The Hong Kong-Zhuhai-Macao Bridge. (PHOTO PROVIDED TO CHINA DAILY)

He pointed out that the Bay Area’s cultural products are not prominent on the national level. “The plan gives new answers to how its cultural and tourism sectors should develop as the Bay Area pushes forward with a regional upgrade through economic integration,” Wei said.

One answer, suggested by the plan, is to deepen integration between culture and tourism. The document said it will promote integrated development of the two industries by developing several world-class tourist sites with cultural connotations and cultivating leading enterprises in the field.

It will also support building a national demonstration area for integrated development of culture and tourism.

“There’s little shared sense of cultural industry across the Bay Area, and culture and tourism are rarely thought of together,” said Brian King, associate dean of the School of Hotel and Tourism Management at Hong Kong Polytechnic University. “To realize the vision of the plan will take a major change of mindset.”

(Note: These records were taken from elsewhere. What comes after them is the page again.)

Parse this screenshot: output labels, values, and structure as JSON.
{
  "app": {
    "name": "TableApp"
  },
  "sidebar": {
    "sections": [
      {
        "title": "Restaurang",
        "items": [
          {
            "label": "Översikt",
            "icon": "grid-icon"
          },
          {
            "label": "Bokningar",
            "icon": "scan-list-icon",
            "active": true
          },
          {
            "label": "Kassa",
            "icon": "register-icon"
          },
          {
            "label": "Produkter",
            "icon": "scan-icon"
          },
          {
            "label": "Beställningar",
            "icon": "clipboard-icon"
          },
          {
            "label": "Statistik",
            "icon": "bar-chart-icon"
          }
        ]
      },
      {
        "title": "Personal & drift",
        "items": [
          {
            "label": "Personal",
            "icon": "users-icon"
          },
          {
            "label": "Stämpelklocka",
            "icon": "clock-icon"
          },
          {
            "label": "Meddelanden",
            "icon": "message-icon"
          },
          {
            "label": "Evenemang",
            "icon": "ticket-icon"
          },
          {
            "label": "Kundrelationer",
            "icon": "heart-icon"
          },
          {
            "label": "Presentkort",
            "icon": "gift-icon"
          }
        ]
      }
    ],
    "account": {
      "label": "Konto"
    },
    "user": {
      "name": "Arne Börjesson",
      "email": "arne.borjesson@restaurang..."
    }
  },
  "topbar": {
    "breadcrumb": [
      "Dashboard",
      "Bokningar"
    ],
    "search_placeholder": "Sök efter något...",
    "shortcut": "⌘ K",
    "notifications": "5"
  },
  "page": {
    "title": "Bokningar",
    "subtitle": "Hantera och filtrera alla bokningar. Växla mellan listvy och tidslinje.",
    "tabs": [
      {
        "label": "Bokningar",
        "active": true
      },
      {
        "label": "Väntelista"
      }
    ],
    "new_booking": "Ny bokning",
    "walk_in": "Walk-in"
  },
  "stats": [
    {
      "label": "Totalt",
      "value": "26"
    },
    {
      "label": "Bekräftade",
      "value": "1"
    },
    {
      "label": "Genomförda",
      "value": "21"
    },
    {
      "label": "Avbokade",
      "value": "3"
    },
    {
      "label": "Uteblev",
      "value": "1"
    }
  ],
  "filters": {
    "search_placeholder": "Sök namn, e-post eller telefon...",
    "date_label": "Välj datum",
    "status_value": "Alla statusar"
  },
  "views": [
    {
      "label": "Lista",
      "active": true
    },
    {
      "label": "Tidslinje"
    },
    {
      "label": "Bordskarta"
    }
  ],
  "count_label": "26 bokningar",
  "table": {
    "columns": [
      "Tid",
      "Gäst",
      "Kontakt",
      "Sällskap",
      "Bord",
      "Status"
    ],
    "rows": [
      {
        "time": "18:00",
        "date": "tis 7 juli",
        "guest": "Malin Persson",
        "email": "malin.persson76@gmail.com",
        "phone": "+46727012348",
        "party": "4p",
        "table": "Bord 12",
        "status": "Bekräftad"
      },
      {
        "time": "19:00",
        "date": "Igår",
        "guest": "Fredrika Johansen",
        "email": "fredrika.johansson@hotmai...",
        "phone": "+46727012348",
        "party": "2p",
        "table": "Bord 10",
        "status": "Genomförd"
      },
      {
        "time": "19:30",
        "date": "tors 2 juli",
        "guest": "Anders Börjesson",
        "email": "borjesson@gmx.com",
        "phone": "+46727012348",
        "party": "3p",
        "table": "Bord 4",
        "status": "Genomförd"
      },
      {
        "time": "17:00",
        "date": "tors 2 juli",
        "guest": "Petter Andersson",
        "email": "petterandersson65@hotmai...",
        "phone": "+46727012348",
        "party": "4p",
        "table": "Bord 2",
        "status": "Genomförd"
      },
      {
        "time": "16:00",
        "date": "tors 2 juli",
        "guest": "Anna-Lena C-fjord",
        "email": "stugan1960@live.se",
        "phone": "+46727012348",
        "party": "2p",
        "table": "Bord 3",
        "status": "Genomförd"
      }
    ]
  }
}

Authorities in each of the 11 Bay Area cities will now identify their unique cultural attributes as well as consider their positioning as tourist destinations, he said.

“Dialogue will be needed between the respective tourism and culture agencies in each of the Bay Area cities. In Hong Kong, for example, more collaboration will be needed between the Leisure and Cultural Services Department and the Tourism Commission. Whilst Guangdong authorities can play some coordinating role, dialogue will also be needed between the cultural agencies in each city. It will need a framework and some tangible project initiatives.”

The Ruins of Saint Paul’s, in Macao. (PHOTO PROVIDED TO CHINA DAILY)

Historic opportunity

For market players in Hong Kong and Macao, the Bay Area plan presents a historic opportunity for them to give full play to their unique strengths and develop business in a much larger market.

A Hong Kong government spokesman in a recent statement said the plan helps strengthen Hong Kong’s position as an international cultural metropolis and tourism hub.

“Based on the guiding directions of the plan, the HKSAR government will proactively integrate into the country’s overall development,” the spokesman said.

The government will also work hand in hand with relevant mainland authorities to implement the major work in the plan to develop a world-class Bay Area for culture and leisure, according to the statement.

A traditional bird market in Hong Kong. (PHOTO PROVIDED TO CHINA DAILY)

Under the plan, more public cultural facilities will be built in Hong Kong and Macao, and there will be more cultural exchanges between the Chinese mainland and the two SARs, including mainland visits by youth from Hong Kong and Macao.

A large service base will be set up in Guangdong to provide logistical and technical support for performing arts institutions from Hong Kong and Macao to facilitate their performances across the border.

Eligible art organizations and art workers from Hong Kong and Macao will be allowed to apply for subsidized projects of the China National Arts Fund directly.

On tourism, Hong Kong and Macao will be supported to strengthen cooperation with the mainland on promoting multi-destination tours, developing cruises and yachting tourism, carrying out market regulation operations, as well as nurturing professional talent.

The former site of the Guangdong Provincial Liberal Arts College in Lianzhou, Guangdong. (PHOTO PROVIDED TO CHINA DAILY)

Some have already been carried out. For example, in September, the Bay Area cities signed an agreement in Guangzhou on jointly promoting market regulation of the tourism industry, a move aimed at perfecting the market environment to pave the way for healthy and sustainable development.

Yiu Si-wing, the Hong Kong lawmaker representing the tourism sector and chairman of China Travel Services (Hong Kong) Ltd, said Hong Kong has an edge in developing tourism and a major reason for that is that it has a sound transportation network.

While the city has developed land and sea routes to the Chinese mainland and Macao, it also boasts more than 200 air routes externally, the most in the Bay Area, he said.

As the region promotes multi-destination tours, Hong Kong will play a significant role in the process as an international aviation hub, Yiu said.